Croatia became part of the Roman Empire in the first Century BC. In 379, it became part of the Eastern Roman Empire. In the sixth century the Croats, who are believed to be a purely Slavic people, migrated from Ukraine and settled in present-day Croatia. In 822, the first state of Croatia was founded. In 1102 Hungary conquered Croatia and a personal union with Hungary was established. In 1526, the Ottoman Empire conquered the area. In 1868 Croatia gained domestic autonomy under Hungarian authority as the Ottoman Empire began to collapse.

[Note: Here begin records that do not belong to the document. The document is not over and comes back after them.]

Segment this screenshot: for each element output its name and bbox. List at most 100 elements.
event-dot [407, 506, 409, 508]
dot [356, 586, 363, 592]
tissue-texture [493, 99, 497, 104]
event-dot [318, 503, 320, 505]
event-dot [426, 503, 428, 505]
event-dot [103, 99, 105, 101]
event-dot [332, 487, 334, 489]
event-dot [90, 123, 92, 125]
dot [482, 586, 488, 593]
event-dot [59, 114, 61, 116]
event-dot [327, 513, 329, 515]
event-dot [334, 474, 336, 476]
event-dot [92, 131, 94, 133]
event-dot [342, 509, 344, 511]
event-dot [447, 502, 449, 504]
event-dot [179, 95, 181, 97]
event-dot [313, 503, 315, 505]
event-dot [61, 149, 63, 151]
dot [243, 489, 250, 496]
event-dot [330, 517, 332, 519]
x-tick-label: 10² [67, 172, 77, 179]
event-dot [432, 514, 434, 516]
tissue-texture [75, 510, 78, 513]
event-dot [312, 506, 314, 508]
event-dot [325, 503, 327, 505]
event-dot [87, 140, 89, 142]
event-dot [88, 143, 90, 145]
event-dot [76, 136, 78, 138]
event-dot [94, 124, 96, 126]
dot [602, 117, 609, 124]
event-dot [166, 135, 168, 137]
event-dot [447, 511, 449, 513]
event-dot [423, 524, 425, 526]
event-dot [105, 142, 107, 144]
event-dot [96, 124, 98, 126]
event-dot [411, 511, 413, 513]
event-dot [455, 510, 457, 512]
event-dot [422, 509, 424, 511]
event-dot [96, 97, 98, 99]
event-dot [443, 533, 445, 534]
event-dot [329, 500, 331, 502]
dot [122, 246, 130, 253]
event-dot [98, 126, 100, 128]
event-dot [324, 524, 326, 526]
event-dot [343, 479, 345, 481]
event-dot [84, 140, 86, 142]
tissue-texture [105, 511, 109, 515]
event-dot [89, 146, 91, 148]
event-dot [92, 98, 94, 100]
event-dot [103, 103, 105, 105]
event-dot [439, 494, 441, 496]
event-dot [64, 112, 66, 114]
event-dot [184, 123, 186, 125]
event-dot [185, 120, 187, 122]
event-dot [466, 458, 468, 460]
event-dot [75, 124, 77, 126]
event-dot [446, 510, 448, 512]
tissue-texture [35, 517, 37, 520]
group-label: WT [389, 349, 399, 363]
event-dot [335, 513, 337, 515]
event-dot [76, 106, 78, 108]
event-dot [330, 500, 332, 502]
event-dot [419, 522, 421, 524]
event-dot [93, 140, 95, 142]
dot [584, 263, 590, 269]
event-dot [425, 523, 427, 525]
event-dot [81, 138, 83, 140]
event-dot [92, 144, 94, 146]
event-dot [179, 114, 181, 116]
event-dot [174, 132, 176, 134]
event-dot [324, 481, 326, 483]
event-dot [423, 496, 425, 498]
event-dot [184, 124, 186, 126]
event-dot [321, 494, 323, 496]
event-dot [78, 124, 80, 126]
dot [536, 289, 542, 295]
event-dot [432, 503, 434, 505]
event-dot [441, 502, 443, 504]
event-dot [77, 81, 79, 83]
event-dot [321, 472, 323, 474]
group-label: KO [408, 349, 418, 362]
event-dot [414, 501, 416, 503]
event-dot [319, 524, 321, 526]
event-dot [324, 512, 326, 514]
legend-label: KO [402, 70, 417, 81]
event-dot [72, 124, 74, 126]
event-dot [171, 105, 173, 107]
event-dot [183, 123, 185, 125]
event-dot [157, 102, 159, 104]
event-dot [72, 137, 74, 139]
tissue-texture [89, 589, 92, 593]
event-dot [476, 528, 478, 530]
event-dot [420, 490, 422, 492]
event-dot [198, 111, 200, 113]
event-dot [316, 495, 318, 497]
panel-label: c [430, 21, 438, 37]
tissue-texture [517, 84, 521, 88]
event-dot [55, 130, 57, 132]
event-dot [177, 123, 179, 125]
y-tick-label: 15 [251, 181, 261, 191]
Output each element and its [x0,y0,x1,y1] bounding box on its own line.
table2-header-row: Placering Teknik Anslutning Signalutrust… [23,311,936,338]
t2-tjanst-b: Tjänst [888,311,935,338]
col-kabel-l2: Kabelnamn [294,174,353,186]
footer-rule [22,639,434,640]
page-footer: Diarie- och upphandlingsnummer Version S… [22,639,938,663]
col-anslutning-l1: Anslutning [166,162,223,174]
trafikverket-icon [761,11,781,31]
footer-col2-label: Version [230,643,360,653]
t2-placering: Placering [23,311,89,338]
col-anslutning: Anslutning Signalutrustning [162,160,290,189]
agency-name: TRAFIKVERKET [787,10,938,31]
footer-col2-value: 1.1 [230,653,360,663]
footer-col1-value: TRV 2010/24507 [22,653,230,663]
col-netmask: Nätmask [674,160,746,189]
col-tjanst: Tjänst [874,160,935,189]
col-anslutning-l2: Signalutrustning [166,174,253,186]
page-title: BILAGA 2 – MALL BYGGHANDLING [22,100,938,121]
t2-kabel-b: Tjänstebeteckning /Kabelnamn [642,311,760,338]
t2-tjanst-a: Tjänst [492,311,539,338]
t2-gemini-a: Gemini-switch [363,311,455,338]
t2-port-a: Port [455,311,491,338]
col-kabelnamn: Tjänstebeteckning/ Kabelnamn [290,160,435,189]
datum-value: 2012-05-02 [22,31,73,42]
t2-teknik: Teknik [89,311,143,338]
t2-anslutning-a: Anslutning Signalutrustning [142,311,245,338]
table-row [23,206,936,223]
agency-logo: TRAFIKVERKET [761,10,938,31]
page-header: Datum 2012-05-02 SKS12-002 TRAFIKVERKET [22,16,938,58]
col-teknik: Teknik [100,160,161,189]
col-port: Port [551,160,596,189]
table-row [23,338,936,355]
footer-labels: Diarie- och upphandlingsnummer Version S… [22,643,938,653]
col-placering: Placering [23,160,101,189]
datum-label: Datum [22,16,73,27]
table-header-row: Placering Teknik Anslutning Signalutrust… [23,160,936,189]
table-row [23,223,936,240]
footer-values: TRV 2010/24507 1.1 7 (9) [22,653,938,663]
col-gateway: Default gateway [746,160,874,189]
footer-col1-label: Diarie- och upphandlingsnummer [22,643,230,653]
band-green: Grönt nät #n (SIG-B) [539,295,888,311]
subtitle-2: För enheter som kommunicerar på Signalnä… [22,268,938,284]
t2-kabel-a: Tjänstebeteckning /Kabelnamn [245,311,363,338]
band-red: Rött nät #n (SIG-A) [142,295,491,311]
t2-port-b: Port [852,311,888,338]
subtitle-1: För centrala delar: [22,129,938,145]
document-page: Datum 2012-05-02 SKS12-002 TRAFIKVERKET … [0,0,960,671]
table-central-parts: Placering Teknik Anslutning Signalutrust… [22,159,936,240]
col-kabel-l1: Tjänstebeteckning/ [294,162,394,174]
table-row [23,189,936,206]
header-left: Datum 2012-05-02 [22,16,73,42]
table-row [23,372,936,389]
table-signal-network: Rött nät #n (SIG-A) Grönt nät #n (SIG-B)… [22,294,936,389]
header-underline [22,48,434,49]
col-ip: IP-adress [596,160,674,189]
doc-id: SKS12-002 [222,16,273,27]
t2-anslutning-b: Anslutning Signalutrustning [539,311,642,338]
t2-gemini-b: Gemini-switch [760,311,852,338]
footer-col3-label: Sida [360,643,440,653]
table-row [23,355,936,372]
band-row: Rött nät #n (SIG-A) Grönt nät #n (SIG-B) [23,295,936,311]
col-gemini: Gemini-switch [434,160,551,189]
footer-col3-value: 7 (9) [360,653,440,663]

After the collapse of Austria-Hungary, Croatia joined Serbia and Slovenia into the State of Slovenes, Croats and Serbs. In 1929, the country was renamed, The Kingdom of Yugoslavia. As a result of the German occupation of Yugoslavia, Croatia was created as an 'independent' state, a German puppet state and named the Independent State of Croatia. It was re-incorporated after the war into Yugoslavia. In 1945, Yugoslavia became a communist dictatorship, led by Joseph Tito. The communists reorganized Yugoslavia in 1963 into a federation of republics. When Tito died in 1980 he was succeeded by a collective presidency.
In 1989 riding a wave of nationalist sentiment, Serbian president Slobodan Milosevic took power. In 1991, after a referendum, Croatia became independent. Conflict between Serbs and Croats in Croatia escalated and one month after Croatia declared independence, civil war erupted. In 1993 Croatia regained one-third of the territory lost the previous year. By 1995 all Croatian territory was taken back and the war ended with an independent Croatia.